Janeiro corria ameno. Puro deleite no resto do dia, depois de cumprida a obrigação dos exercícios matinais. Na redondeza, a casa da tia Mariana, da tia Nininha, da tia Lenira. Lena, Dora, tanto primo… Até o dia em que o pai, numa de suas viagens de Garanhuns ao Recife, resolveu perguntar sobre o Dr. Bosch ao colega de profissão e dos tempos de faculdade. “É um charlatão, Zé, tira a menina de lá”. Indicou uma professora de ginástica que ensinaria exercícios para fazer em casa; e fabricou no corpo da mocinha o molde para uma forma de gesso, na qual ela passaria a dormir, obrigatoriamente de costas.
Um dia, a mãe viu que ela dormia à sono solto virada de lado dentro daquela estrovenga, que o irmão logo apelidou de cuia. “Amarra a menina”, foi a recomendação do ortopedista. “Mamãe, vem me amarrar!”. E a mãe, chegando apressada ao quarto da moça: “Psiu, menina, tem visita na sala, vão pensar que tem doida em casa.”
Fazer esse molde ao vivo no hospital Centenário de então, foi uma sessão de tortura. As lágrimas escorriam pela face da pobre, espichada por cordas e sem poder levantar os pés firmes no chão, enquanto dois enfermeiros moldavam com gesso a sua coluna vertebral mal coberta por uma camiseta fina, como fossem pedreiros cimentando uma parede de tijolos, sob o olhar severo do ortopedista.

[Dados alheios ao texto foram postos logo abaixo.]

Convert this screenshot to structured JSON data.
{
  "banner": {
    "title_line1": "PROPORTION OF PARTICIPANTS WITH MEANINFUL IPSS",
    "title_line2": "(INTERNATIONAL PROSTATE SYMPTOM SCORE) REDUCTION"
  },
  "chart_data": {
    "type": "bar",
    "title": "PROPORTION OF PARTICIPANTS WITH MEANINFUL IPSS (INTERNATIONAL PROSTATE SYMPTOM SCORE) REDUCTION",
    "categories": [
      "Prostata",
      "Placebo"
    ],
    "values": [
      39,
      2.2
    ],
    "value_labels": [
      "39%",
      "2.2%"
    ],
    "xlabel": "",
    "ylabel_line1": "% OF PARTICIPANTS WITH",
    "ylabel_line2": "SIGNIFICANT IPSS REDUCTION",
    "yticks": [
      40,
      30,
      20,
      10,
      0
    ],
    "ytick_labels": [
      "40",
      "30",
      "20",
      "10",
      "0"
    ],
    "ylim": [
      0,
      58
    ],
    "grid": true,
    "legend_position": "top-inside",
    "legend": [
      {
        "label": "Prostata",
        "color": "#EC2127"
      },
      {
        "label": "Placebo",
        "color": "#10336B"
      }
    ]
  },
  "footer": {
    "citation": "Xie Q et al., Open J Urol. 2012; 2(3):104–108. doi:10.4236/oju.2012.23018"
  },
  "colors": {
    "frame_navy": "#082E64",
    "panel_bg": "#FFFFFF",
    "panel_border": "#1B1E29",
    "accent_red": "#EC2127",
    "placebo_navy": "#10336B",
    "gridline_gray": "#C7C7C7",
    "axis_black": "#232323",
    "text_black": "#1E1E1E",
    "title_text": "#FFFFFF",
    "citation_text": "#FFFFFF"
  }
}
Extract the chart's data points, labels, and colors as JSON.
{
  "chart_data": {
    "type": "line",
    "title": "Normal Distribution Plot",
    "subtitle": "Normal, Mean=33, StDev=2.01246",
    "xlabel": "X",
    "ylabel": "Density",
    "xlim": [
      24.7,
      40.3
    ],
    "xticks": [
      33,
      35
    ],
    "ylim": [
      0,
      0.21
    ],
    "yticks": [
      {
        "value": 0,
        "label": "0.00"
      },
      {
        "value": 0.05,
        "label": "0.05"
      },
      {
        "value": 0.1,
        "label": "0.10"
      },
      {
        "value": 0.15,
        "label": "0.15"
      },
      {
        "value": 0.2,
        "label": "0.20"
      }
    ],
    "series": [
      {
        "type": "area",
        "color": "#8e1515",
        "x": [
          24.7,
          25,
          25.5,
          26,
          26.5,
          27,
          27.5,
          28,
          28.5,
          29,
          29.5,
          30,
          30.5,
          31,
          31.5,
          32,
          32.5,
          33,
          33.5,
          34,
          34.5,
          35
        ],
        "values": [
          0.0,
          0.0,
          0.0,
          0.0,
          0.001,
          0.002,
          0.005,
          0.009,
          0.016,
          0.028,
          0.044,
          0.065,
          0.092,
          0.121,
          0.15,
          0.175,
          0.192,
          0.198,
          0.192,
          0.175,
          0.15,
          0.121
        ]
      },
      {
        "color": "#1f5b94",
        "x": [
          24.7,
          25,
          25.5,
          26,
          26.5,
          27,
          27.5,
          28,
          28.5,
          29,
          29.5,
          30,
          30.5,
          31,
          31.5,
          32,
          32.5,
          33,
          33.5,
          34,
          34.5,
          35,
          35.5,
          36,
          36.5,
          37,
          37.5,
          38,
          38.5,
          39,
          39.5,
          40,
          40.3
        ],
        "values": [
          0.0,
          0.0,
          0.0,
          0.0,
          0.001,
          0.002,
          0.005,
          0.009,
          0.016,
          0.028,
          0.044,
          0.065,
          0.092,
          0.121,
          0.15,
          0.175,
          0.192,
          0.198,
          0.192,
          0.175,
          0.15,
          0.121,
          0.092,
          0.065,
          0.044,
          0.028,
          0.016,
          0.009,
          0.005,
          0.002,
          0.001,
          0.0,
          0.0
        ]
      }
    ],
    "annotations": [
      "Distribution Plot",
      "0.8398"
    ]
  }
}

As prescrições do Dr. Bruno Maia (outro dia a Mulher do Sétimo Andar teve ímpetos anarquistas de pichar a placa de rua com o nome dele), só serviram para piorar a escoliose da moça. Até ela descobrir a Fisioterapia, a Reeducação Postural Global, o Pilates. Dos quais, diga-se de passagem, aquele “charlatão” da Praça Maciel Pinheiro foi certamente um dos pioneiros no Recife. Teria sido ele discípulo do próprio Joseph Pilates, tendo emigrado ao Recife em fuga dos nazistas?
A rua dos Médicis não tem mais de duzentos metros. De um lado, termina na rua Dom Bosco. Do outro, na rua Manoel Borba. Do lado da Manuel Borba, a obrigação matutina da moça na academia do Dr. Bosch. Do lado da Dom Bosco, férias, sorvete na Frisabor, a festa dos primos. Foi quase dobrando da rua dos Médicis para a Dom Bosco, que aquela mocinha teve uma experiência oposta ao susto com o tarado do Colégio Salesiano dias antes. Dessa vez, uma experiência luminosa!
Estava ela distraidamente caminhando pela calçada da esquerda, quando ouviu uma discussão acalorada no terraço da penúltima casa do lado direito da rua. Diminuiu o passo e olhou na direção das vozes. Braços se levantavam junto aos argumentos, era ver um filme de Fellini. O que estariam discutindo? Eram uns moços bonitos! Quatro ou cinco… Como se tivessem captado o olhar da moça, pararam a discussão, olharam a calçada do outro lado da rua, e assobiaram um fiu fiu quase em uníssono. Talvez, junto ao sorriso acanhado, ela tenha corado, como ainda aconteceria tantas vezes na vida, até dirigindo assembleia estudantil. Mas logo seguiu em frente e dobrou à esquerda, na direção da casa de alguma das tias, sentindo-se bonita, sentindo-se mulher.
Décadas depois, chegou às suas mãos um artigo escrito por uma jovem militante feminista, uma verdadeira cruzada contra o fiu fiu. Como já vivera a experiência de morar em Boston, onde o simples olhar de um homem na direção de uma mulher já poderia ser caracterizado como sexual harassement, pensou com seus botões: Céus, será que aqui também, nesse fogo dos trópicos, sem a religião puritana, mas sim o ibérico catolicismo permissivo, será que também aqui vão conseguir castrar os homens, coitados?